Wednesday, January 30, 2008

Leadership Style

Leadership style is the manner and approach of providing direction,implementing plans, and motivating people.

Situation-based leadership is founded on a top-down view of leaderhsip.

Traditionally it refers to how you manage people and make decisions.

But this view is past its use-by date.

When the notion of leadership style was first invented, writers on leadership did not differentiate between leadership and management. Today, we need to recognize that what used to be called leadership style is really management style.

Management style is about how you make decisions for your team.

The fundamental argument of this website is that leadership means promoting new directions, not managing people. You can promote new directions aggressively, by example or through any number of other influencing styles.

The only leadership style is influencing style

Direct appeals using logical arguments and evidence.

Expressing enthusiasm and conviction for your idea.

Making rousing speaches to large audiences with stirring images and music.

Quiet but persistent persuasion over time.

Enlisting the support of persuasive others.

Asking open questions designed to lead others to your conclusions.

Setting an example - the old adage ''actions speak louder than words'' is very true.
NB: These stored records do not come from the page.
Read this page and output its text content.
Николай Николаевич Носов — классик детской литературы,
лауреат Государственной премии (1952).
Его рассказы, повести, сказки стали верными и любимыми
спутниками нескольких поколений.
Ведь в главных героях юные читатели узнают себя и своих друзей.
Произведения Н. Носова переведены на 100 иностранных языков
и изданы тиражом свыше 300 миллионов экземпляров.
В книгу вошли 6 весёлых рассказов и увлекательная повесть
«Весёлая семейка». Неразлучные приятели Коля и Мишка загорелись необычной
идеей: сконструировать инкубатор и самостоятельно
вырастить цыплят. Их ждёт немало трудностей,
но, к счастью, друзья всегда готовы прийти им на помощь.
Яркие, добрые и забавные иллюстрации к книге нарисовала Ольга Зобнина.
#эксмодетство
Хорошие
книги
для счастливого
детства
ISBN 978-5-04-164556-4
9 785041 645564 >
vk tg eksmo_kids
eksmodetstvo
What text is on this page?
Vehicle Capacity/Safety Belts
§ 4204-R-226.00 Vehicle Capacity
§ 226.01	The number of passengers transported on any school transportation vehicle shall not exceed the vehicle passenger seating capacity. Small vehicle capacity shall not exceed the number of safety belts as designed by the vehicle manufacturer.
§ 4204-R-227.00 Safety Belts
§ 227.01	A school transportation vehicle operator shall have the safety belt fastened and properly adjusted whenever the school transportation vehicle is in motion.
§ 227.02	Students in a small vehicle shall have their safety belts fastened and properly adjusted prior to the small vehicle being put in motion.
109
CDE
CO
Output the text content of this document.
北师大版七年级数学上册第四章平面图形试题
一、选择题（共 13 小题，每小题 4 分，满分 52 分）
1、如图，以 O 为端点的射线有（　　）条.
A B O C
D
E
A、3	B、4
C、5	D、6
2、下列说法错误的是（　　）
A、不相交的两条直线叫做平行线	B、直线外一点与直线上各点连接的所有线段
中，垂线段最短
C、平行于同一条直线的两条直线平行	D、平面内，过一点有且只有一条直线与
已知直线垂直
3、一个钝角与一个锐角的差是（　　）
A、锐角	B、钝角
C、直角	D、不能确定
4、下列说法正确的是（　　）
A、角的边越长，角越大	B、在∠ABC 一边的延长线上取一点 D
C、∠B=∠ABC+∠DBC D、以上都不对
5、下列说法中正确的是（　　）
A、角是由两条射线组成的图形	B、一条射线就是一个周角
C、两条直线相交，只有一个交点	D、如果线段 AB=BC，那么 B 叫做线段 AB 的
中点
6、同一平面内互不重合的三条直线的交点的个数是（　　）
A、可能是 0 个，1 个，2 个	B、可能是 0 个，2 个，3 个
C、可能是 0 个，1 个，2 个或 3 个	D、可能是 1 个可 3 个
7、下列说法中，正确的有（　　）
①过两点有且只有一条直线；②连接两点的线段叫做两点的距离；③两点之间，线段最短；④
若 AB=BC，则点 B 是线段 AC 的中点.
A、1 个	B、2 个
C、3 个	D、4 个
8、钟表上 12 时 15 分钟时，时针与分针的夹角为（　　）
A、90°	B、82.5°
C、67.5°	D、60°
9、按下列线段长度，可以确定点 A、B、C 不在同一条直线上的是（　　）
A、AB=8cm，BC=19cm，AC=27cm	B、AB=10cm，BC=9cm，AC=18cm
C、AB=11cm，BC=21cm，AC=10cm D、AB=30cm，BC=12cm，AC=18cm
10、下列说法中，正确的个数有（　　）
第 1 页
Unlike conventional notions of leadership, using authority is not a leadership style.

Authoritarian (autocratic) This style is used when the leader tells her employees what she wants done and how she wants it done, without getting the advice of her followers. Some of the appropriate conditions to use it is when you have all the information to solve the problem, you are short on time, and your employees are well motivated.

Some people tend to think of this style as a vehicle for yelling, using demeaning language, and leading by threats and abusing their power. This is not the authoritarian style...rather it is an abusive, unprofessional style called bossing people around. it has no place in a leaders repertoire.
The authoritarian style should normally only be used on rare occasions. If you have the time and want to gain more commitment and motivation from your employees, then you should use the participative style.

Participative (democratic) This type of style involves the leader including one or more employees in on the decision making process (determining what to do and how to do it). However, the leader maintains the final decision making authority. Using this style is not a sign of weakness, rather it is a sign of strength that your employees will respect.

This is normally used when you have part of the information, and your employees have other parts. Note that a leader is not expected to know everything -- this is why you employ knowledgeable and skillful employees. Using this style is of mutual benefit -- it allows them to become part of the team and allows you to make better decisions.

Delegative(free reign) In this style, the leader allows the employees to make the decision. However, the leader is still responsible for the decisions that are made. This is used when employees are able to analyze the situation and determine what needs to be done and how to do it. You cannot do everything! You must set priorities and delegate certain tasks.

This is not a style to use so that you can blame others when things go wrong, rather this is a style to be used when you have the full trust and confidence in the people below you. Do not be afraid to use it, however, use it wisely!

NOTE: Also known as lais…sez faire (or lais…ser faire) which is the noninterference in the affairs of others. [French : laissez, second person pl. imperative of laisser, to let, allow + faire, to do.]